GIF-Gate

The NFL needs to realise you have to GIF to receive.

Various people try and police the internet. The pedant police are everywhere, for example. But when you get massive organisations trying to clamp down on what people see as their right to a bit of harmless fun, then naturally things kick off.

“The NFL sent routine notices as part of its copyright enforcement program requesting that Twitter disable links to more than a dozen pirated NFL game videos and highlights that violate the NFL’s copyrights. We did not request that any Twitter account be suspended.”

That’s what happened last week when Twitter, under pressure from the NFL, suspended the accounts of Deadspin and SBNation due to them using brief cuts of content for GIF purposes.

In truth, the furore does not quite warrant the –gate suffix I’ve stuck on it, but it is baffling at least from a strategy and PR point of view, if not the bigger picture of the freedom of speech/copyright tug of war. Although the two Twitter accounts in question are media outlets that would have some degree of commercial gain from using the images, it is still a bemusing stance from the NFL. They can’t honestly think anyone watched these brief snippets rather than watch highlight content on their own site.

GIFs are an integral, interactive facet of the NFL, and sports in general. EA Sports are clued up enough to realise this, and created the cool Giferator, which allows gamers to create their own GIFS. You would assume the NFL saw the merits in this and must have signed off on the Giferator. The suspending of Twitter accounts is completely at odds with the spirit of the GIF.

The NBA’s position on the sharing of their video footage on the internet is both interesting and exceptionally liberal, when contrasted to the NFL’s stance. Their commissioner, Adam Silver, allows fans to upload highlights to YouTube unhindered, as he simply believes that “highlights are marketing.”

For me, the wide use of GIFs does serve as marketing; it all helps fuel coverage and gets people talking about the most eventful plays of the week.

If the NFL relaxes, opens itself up for a bit of give and take and compromise, there are certainly some opportunities for them. Maybe some advertising space in return for supplying content for GIFs.

It is impossible for content owners to police everything. What should be of more concern to sports networks and authorities is the rise in popularity of live-streaming apps like Periscope. On the weekend of the Floyd Mayweather v Andrew Berto fight recently, Periscope had to respond to over 140 takedown notices. The NFL should concentrate on dealing with any illegal live streaming as and when it happens, and let the GIF be.

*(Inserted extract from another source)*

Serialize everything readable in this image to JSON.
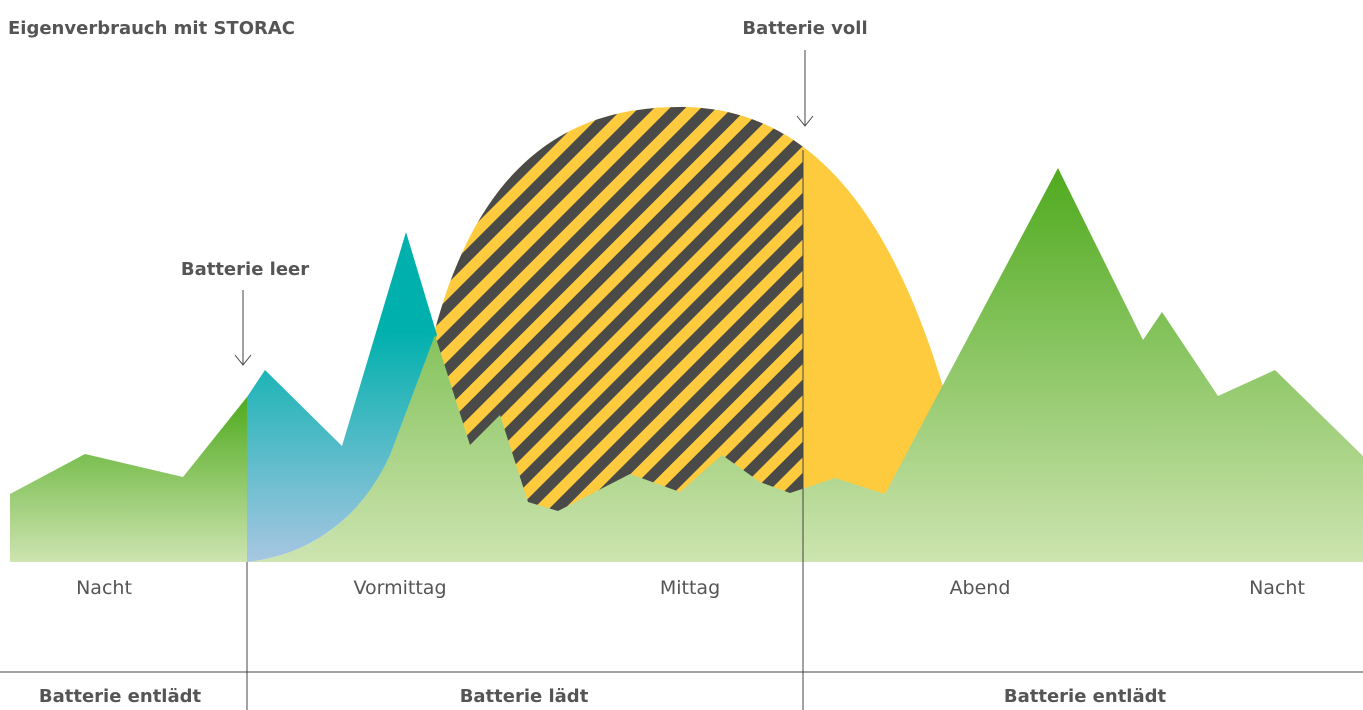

NFL fans should be encouraged to GIF, to upload and share their own content, which will increase engagement and reach, taking a lead from the EA Sports Giferator. This would help heal the disconnect that appears to be widening between the League and the fans.

For a sport that gave us something as ridiculous as ‘Deflategate’, it is ripe for parody, and this kind of conduct merely gives more ammo to their detractors. It furthers their negative reputation of trying to control and dictate (NFL = No Fun League is a popular, irreverent acronym definition doing the rounds on social media). To see some self-deprecation and humour in their communications would be refreshing. This was their bland, uninspired response to the Twitter suspensions:

“The NFL sent routine notices as part of its copyright enforcement program requesting that Twitter disable links to more than a dozen pirated NFL game videos and highlights that violate the NFL’s copyrights. We did not request that any Twitter account be suspended.”

The NFL is swiftly increasing in popularity in the UK, with Spurs’ new ground being built with a retractable pitch specifically for the hosting of 2 NFL games per year. In light of such positive international growth, the clamping down of GIFs seems so petty. The NFL don’t want a global reputation for curtailing fun. They might as well just roll with it and use the GIF to their advantage.